Adam Patinkin David IWG WeWork

Working Together

It's not surprising that investments related to commercial real estate have been slammed as a result of the world practicing social-distancing. Adam Patinkin argues that negativity has gone much too far for flexible-office provider IWG.

Talk to any value investor as the coronavirus pandemic roils the market and the first message is often about the importance of a company's resilience. In an indiscriminate selloff, firms more resilient in the face of tumult are highly likely to provide incremental investment opportunity. 


Adam Patinkin of David Capital Partners believes that’s the case for Swiss-based IWG, which he calls a “better-run, more profitable, and much-larger version of WeWork.” Founded in 1989, the company operates 3,500 locations in 121 countries, providing flexible office space and related services for more than 2.5 million workers per year. Many work for small firms, but Patinkin says the main growth driver has been large companies increasingly outsourcing the management and operation of office space. An IWG client like Nokia, for example, has employees distributed across 170 IWG sites in Europe and the Middle East, offering workers professional work environments, state-of-the-art technology and shorter commutes. For multinationals requiring partners with global footprints, IWG alone has the requisite scale. 

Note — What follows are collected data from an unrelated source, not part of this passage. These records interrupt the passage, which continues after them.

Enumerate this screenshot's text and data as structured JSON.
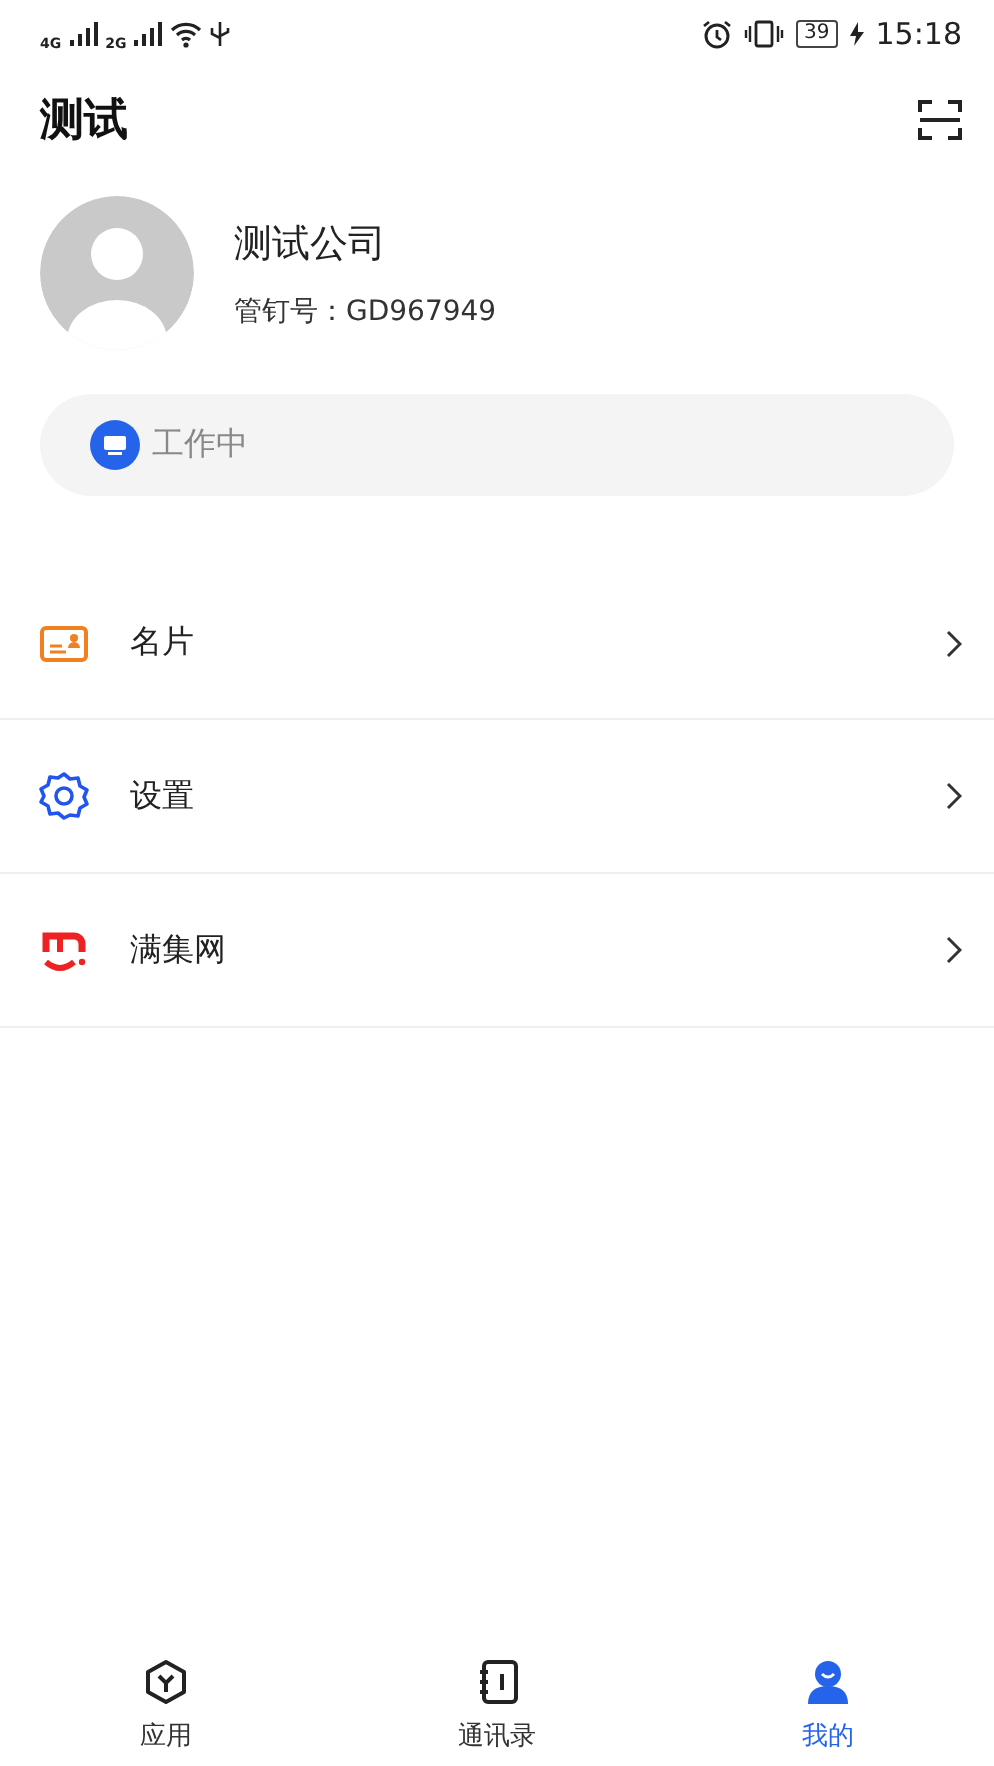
{
  "status_bar": {
    "network_1": "4G",
    "network_2": "2G",
    "battery": "39",
    "time": "15:18"
  },
  "header": {
    "title": "测试"
  },
  "profile": {
    "name": "测试公司",
    "id_label": "管钉号：GD967949"
  },
  "work_status": {
    "label": "工作中"
  },
  "menu": [
    {
      "label": "名片"
    },
    {
      "label": "设置"
    },
    {
      "label": "满集网"
    }
  ],
  "tabs": [
    {
      "label": "应用",
      "selected": false
    },
    {
      "label": "通讯录",
      "selected": false
    },
    {
      "label": "我的",
      "selected": true
    }
  ]
}
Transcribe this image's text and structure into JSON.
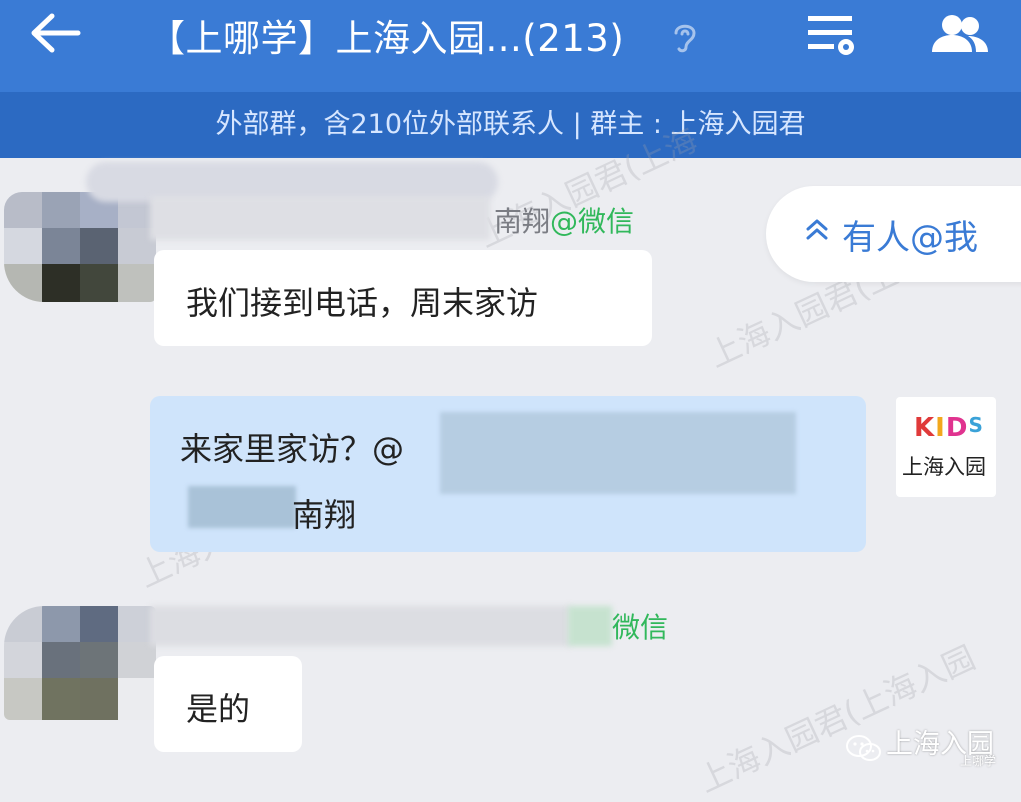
{
  "header": {
    "back_icon": "arrow-left-icon",
    "title": "【上哪学】上海入园...(213)",
    "ear_icon": "earpiece-mode-icon",
    "menu_icon": "chat-settings-icon",
    "members_icon": "group-members-icon"
  },
  "subheader": {
    "text": "外部群，含210位外部联系人 | 群主 : 上海入园君"
  },
  "at_me": {
    "label": "有人@我",
    "icon": "chevrons-up-icon"
  },
  "messages": [
    {
      "sender_visible": "南翔",
      "sender_suffix": "@微信",
      "text": "我们接到电话，周末家访"
    },
    {
      "line1": "来家里家访？@",
      "line2": "南翔",
      "avatar_top": "KIDS",
      "avatar_bottom": "上海入园"
    },
    {
      "sender_suffix": "微信",
      "text": "是的"
    }
  ],
  "watermarks": [
    "上海入园君(上海",
    "上海入园君(上",
    "上海入园君(上海入园",
    "上海入园君(上海入园"
  ],
  "bottom_watermark": {
    "icon": "wechat-icon",
    "text": "上海入园",
    "small": "上哪学"
  },
  "colors": {
    "titlebar": "#3a7bd5",
    "subbar": "#2c6ac2",
    "wechat_green": "#31b85b",
    "self_bubble": "#cfe4fb"
  }
}
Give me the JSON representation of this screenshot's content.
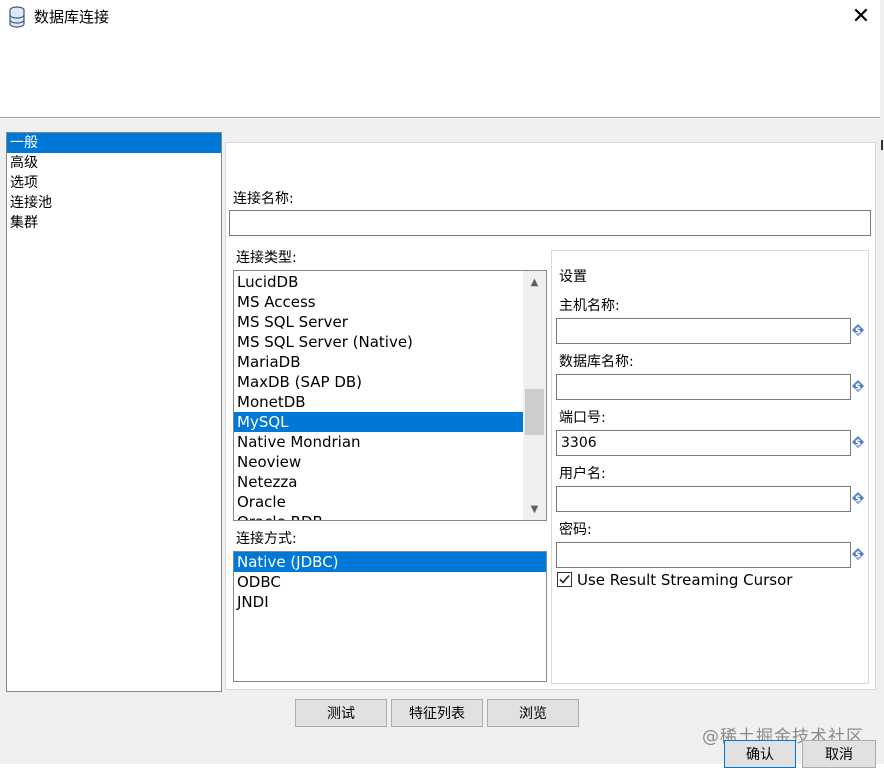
{
  "window": {
    "title": "数据库连接",
    "close_glyph": "✕"
  },
  "nav": {
    "items": [
      {
        "label": "一般",
        "selected": true
      },
      {
        "label": "高级",
        "selected": false
      },
      {
        "label": "选项",
        "selected": false
      },
      {
        "label": "连接池",
        "selected": false
      },
      {
        "label": "集群",
        "selected": false
      }
    ]
  },
  "general": {
    "connection_name_label": "连接名称:",
    "connection_name_value": "",
    "connection_type_label": "连接类型:",
    "connection_types": [
      "LucidDB",
      "MS Access",
      "MS SQL Server",
      "MS SQL Server (Native)",
      "MariaDB",
      "MaxDB (SAP DB)",
      "MonetDB",
      "MySQL",
      "Native Mondrian",
      "Neoview",
      "Netezza",
      "Oracle",
      "Oracle RDB"
    ],
    "selected_type": "MySQL",
    "access_label": "连接方式:",
    "access_methods": [
      "Native (JDBC)",
      "ODBC",
      "JNDI"
    ],
    "selected_access": "Native (JDBC)"
  },
  "settings": {
    "title": "设置",
    "host_label": "主机名称:",
    "host_value": "",
    "db_label": "数据库名称:",
    "db_value": "",
    "port_label": "端口号:",
    "port_value": "3306",
    "user_label": "用户名:",
    "user_value": "",
    "password_label": "密码:",
    "password_value": "",
    "streaming_cursor_label": "Use Result Streaming Cursor",
    "streaming_cursor_checked": true,
    "variable_icon": "dollar-variable-icon"
  },
  "buttons": {
    "test": "测试",
    "features": "特征列表",
    "explore": "浏览",
    "ok": "确认",
    "cancel": "取消"
  },
  "watermark": "@稀土掘金技术社区",
  "colors": {
    "selection": "#0078d7",
    "dialog_bg": "#f0f0f0",
    "button_bg": "#e1e1e1"
  }
}
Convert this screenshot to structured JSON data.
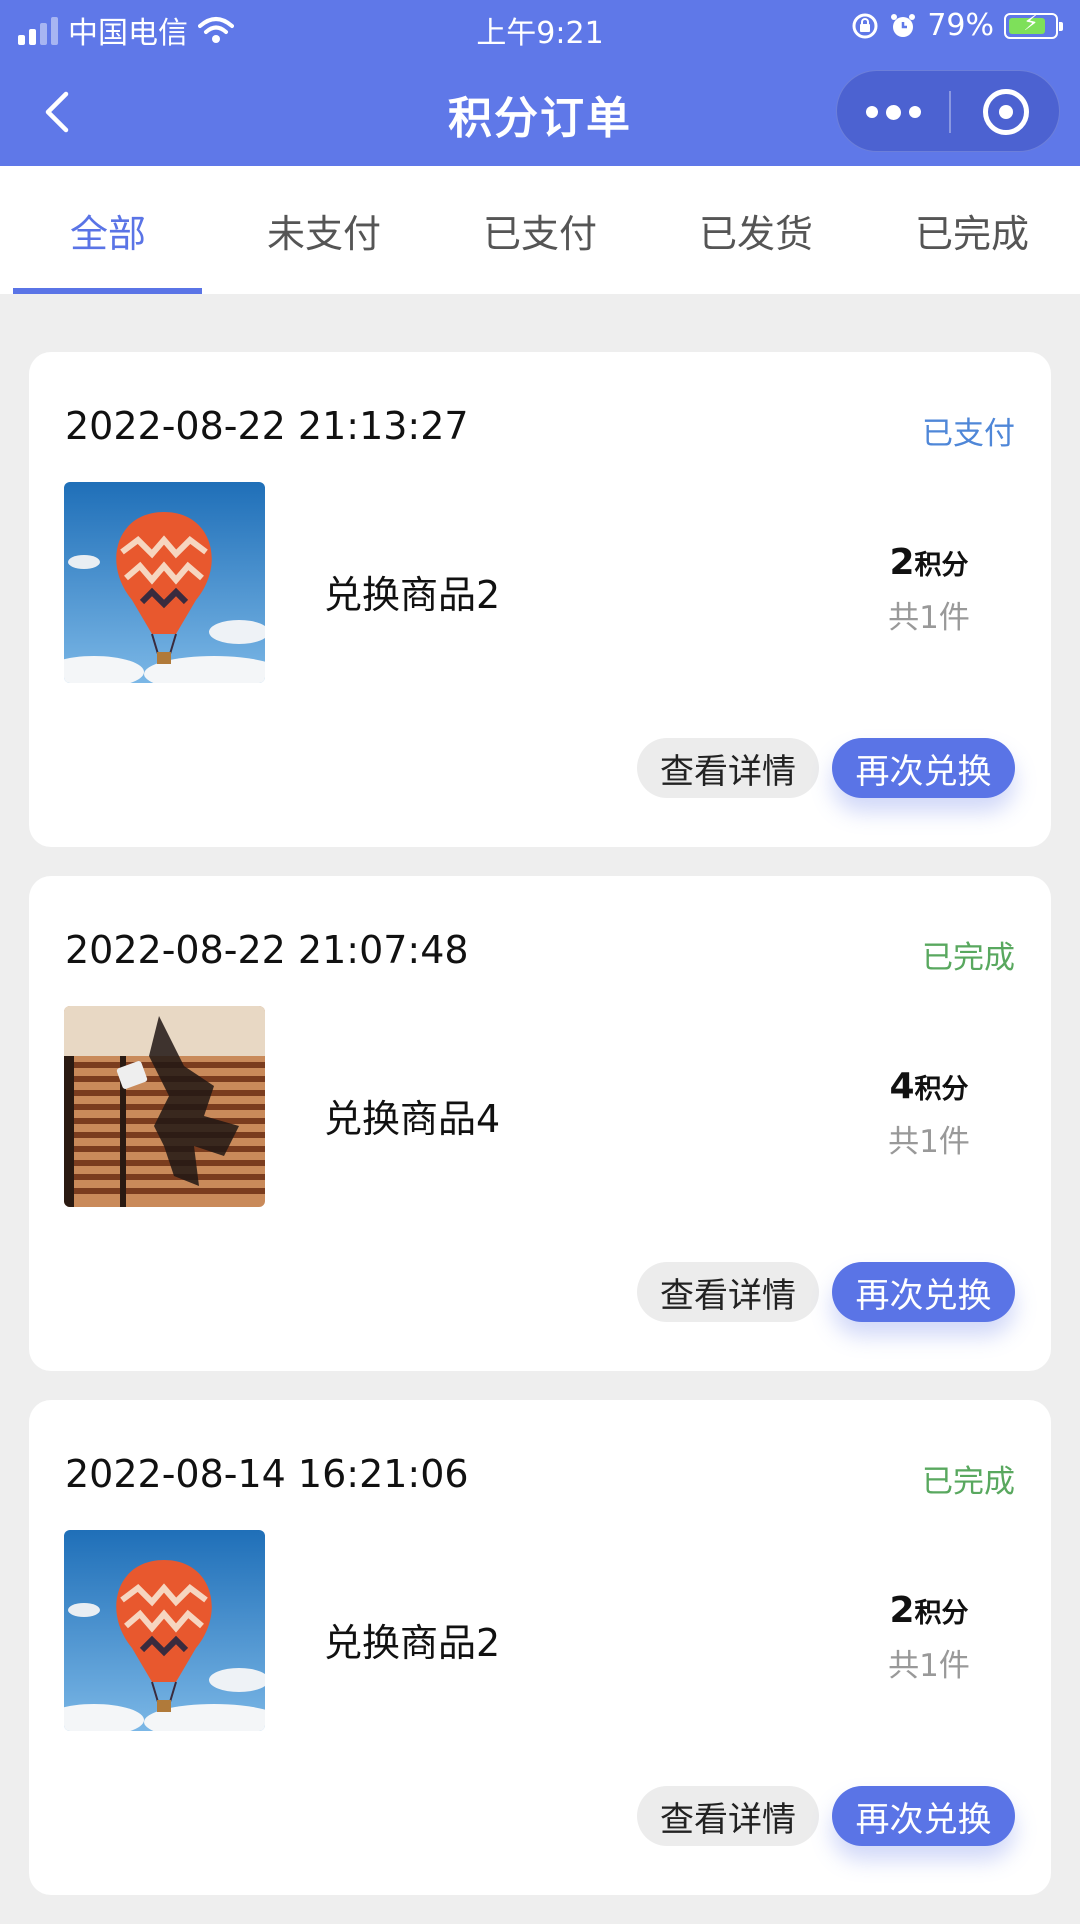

Fallout from the coronavirus will temporarily throw a wrench into even the best-laid plans, but Patinkin believes the company is far more resilient than the market seems to believe. It can exit 95% of its office leases in six months or less. All of its locations are individually incorporated, so trouble in one area doesn't hurt the entire company. He says IWG’s cash flow actually increased in past recessions as it cut capital spending and won rent reductions from landlords that were then passed on to tenants to help maintain occupancy. In 2009, for example, IWG’s occupancy fell less than 5%. With modest debt, £700 million of cash on hand and the potential to generate £400 million in free cash flow over the next 12 months, Patinkin believes the company is likely to improve its competitive position through a downturn – again, as it has in the past – by buying distressed competitors.


When economic normalcy returns he also sees a strong upside catalyst for IWG’s stock in its refashioning of its business model toward franchising separate geographic locations to “master franchisees.” The company has concluded six transactions so far – including in Japan, Switzerland and Taiwan – with new franchisees paying an average multiple of 3x revenues. If the company were to franchise its remaining £2.7 billion in revenue at a similar valuation, the resulting take would be £8.1 billion, or £9.20 per share. Adding the value of the high-margin franchisor business that would remain, Patinkin estimates IWG's shares would be worth close to £11.00 per share. The current share price: around £1.60.


"We see here a strong and resilient business that is built to survive and thrive, while the market has priced in something else entirely," he says. "That creates opportunity." IWG's leadership would seem to agree – its CEO and other board members have purchased more than £10 million in stock in the past two weeks.